NEW YORK (AdAge.com) -- PepsiCo is taking a gamble, sidelining its entire beverage portfolio during the Super Bowl and ceding ground to rival Coca-Cola, in the midst of a tough environment for beverages.
"The fact that Pepsi is not going to be on the Super Bowl and Coke is could open up an opportunity for [Coke]," said Bill Pecoriello, CEO of Consumer Edge Research. "Pepsi is taking risks with the strategy, and it's going to remain to be seen how 2010 plays out. Is their [Pepsi Refresh Project] going to be a winning strategy? Time is going to tell."
Pepsi said the cost of advertising in the Super Bowl was not at the heart of its decision to keep its famous beverages from the game. (this year's broadcaster, CBS, has been seeking between $2.5 million and $3 million for a 30-second spot.) Instead, the new marketing strategy required different tactics. "The Super Bowl broadcast can be an amazing stage for advertisers if it aligns with their brand strategy; however, brands should not blindly anchor themselves to history," said Frank Cooper, senior VP-chief consumer engagement officer at PepsiCo Americas Beverages, in a statement. "In 2010, each of our beverage brands has a strategy and marketing platform that will be less about a singular event, less about a moment, more about a movement."
A spokeswoman noted that despite the absence of any TV commercials for its beverage brands, Pepsi would have a presence at Super Bowl events in Miami, where the game is being played on Feb. 7. Pepsi will also be work with the National Football League to create special content around players and teams.
Pepsi expects marketing spending on its "trademark Pepsi" brands -- Pepsi, Diet Pepsi and Pepsi Max -- to increase in 2010 compared with 2009. This year's marketing investment includes $20 million in grants for the Pepsi Refresh Project.
Despite the digital elements of the campaign, Omnicom Group's TBWA/Chiat/Day, remains the primary agency for the brand and Pepsi's relationship with the agency has "not changed," said the spokeswoman.
At least one beverage could surface during the event.

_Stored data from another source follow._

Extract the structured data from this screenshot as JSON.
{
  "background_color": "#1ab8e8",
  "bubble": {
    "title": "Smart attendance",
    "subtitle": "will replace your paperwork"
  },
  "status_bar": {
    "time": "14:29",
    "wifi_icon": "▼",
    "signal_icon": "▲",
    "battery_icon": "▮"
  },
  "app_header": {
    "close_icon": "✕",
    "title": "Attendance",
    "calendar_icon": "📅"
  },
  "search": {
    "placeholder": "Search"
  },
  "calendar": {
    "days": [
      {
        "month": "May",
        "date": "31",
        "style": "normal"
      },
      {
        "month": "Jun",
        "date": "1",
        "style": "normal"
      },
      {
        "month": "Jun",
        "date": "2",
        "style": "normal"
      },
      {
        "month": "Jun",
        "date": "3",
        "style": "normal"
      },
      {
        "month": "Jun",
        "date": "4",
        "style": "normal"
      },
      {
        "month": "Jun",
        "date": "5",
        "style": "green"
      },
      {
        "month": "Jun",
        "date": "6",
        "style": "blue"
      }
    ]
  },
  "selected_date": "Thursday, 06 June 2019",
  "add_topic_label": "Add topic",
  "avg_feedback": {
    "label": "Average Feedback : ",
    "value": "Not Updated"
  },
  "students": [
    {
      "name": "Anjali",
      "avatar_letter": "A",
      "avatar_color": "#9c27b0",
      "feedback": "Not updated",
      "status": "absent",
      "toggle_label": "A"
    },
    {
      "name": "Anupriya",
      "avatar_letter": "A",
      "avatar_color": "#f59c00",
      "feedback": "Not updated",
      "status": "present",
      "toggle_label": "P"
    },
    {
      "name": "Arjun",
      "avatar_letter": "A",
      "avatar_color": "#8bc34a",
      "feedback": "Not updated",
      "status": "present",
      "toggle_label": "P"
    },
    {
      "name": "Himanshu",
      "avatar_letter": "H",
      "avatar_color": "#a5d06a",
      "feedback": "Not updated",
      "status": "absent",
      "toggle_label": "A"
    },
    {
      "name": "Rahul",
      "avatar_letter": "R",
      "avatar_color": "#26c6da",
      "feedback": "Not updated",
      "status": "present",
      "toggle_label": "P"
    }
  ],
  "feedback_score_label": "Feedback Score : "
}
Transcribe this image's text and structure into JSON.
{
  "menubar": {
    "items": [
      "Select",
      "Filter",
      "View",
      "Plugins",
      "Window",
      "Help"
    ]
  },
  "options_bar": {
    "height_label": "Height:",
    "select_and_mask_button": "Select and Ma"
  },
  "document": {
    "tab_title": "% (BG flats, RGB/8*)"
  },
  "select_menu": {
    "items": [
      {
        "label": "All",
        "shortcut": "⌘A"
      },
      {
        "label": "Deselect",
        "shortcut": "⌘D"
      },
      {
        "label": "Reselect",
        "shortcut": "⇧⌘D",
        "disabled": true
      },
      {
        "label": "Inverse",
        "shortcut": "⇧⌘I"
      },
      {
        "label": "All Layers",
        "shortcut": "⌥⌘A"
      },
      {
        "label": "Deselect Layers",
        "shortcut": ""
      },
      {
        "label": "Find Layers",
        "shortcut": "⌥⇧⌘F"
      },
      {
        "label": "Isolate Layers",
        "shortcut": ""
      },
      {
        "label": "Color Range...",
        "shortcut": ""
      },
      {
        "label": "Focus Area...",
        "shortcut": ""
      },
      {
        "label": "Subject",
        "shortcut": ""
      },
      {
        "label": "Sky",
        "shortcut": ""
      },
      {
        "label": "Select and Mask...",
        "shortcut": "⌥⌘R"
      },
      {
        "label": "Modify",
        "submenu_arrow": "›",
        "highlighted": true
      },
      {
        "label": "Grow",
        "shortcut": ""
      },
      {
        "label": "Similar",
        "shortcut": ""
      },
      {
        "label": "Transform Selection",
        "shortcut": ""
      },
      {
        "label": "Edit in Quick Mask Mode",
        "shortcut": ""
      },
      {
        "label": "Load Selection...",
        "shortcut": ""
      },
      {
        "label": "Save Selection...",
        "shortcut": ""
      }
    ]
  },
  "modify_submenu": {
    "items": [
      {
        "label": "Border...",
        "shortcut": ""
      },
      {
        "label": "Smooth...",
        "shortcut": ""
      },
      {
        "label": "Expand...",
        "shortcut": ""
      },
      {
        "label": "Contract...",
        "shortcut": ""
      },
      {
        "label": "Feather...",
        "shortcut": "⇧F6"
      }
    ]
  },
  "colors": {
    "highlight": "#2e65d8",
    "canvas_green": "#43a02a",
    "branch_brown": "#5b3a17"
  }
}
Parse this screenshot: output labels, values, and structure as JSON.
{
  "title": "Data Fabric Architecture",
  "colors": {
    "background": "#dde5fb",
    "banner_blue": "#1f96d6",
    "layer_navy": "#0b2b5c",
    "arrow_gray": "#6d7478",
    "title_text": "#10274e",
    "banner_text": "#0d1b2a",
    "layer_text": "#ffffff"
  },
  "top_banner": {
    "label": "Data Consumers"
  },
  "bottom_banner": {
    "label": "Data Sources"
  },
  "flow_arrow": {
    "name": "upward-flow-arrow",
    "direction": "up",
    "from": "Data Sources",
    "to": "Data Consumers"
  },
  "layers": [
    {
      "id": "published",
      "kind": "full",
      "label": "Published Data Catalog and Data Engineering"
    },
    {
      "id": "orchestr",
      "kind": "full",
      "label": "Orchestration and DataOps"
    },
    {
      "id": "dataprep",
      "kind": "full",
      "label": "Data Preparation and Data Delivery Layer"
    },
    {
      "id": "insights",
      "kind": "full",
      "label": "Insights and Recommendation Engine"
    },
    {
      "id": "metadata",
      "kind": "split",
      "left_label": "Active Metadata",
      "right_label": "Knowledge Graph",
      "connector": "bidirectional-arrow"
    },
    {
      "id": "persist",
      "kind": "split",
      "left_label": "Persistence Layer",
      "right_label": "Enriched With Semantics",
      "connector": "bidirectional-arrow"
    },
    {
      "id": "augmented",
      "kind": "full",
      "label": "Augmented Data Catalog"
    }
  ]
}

Gatorade, which some industry watchers had speculated could benefit from Super Bowl exposure, given plans for an overhaul that includes new products, marketing and advertising in 2010, will rely on its sidelines presence to generate buzz. Massimo d'Amore, CEO of PepsiCo's Americas Beverages group, told attendees at this week's Beverage Digest Future Smarts conference that consumers would get a first look at the new products on the sidelines at the Super Bowl.
A Gatorade spokesman downplayed the brand's absence from the big game, saying the Super Bowl, "was not part of our strategy for this year." Gatorade has been in the Super Bowl three times in its history, including last year.
The abrupt change in direction for the company's Super Bowl presence comes as PepsiCo Americas Beverages has floundered despite extensive, and expensive, marketing efforts in the last year. A year ago, Pepsi launched "Refresh Everything" with a push in Times Square on New Year's Eve, along with the new tagline, "Every generation refreshes the world," in the weeks before the Super Bowl. That optimistic messaging went head to head with Coca-Cola's "Open Happiness" campaign during last year's Super Bowl. Gatorade, meanwhile, unveiled the "What is G?" campaign, and Tropicana had "Squeeze it's a natural."
Yet, the beverages unit has posted volume declines throughout this year. Volume has declined 6% in each of the first three quarters of the year, while net revenues dropped 12% in the first quarter and 9% in the second and third quarters.
Carbonated soft drinks as a whole have struggled, making it an interesting time for Pepsi to back away from the largest marketing event of the year. Carbonated-soft-drink volume has fallen 2% year to date and between 2010 and 2013 volume is projected to drop 1.5%, according to Consumer Edge Research. The overall ready-to-drink beverage category is expected to grow 0.6%.
"The [carbonated-soft-drink] category has been in a decline for some years. And the biggest drop in consumption is among teens, so the question becomes, how do Coke's and Pepsi's marketing efforts and not just during the Super Bowl ... help stabilize penetration and per capita consumption with teens?" said Mr. Pecoriello. "How does the fact that Pepsi isn't going to be on Super Bowl, how does that play out? The bigger issue is this year Pepsi is taking one path and Coke has its own path."
John Sicher, editor and publisher of Beverage Digest, said that while the Super Bowl certainly generates excitement among the bottler community, bottlers are supportive of Pepsi Refresh Project. "The Super Bowl is a terrific ad vehicle for a lot of brands, a lot of the time. But given the shift with the Refresh Project, they're taking a dramatically fresh look at how they advertise and market Pepsi in the next year."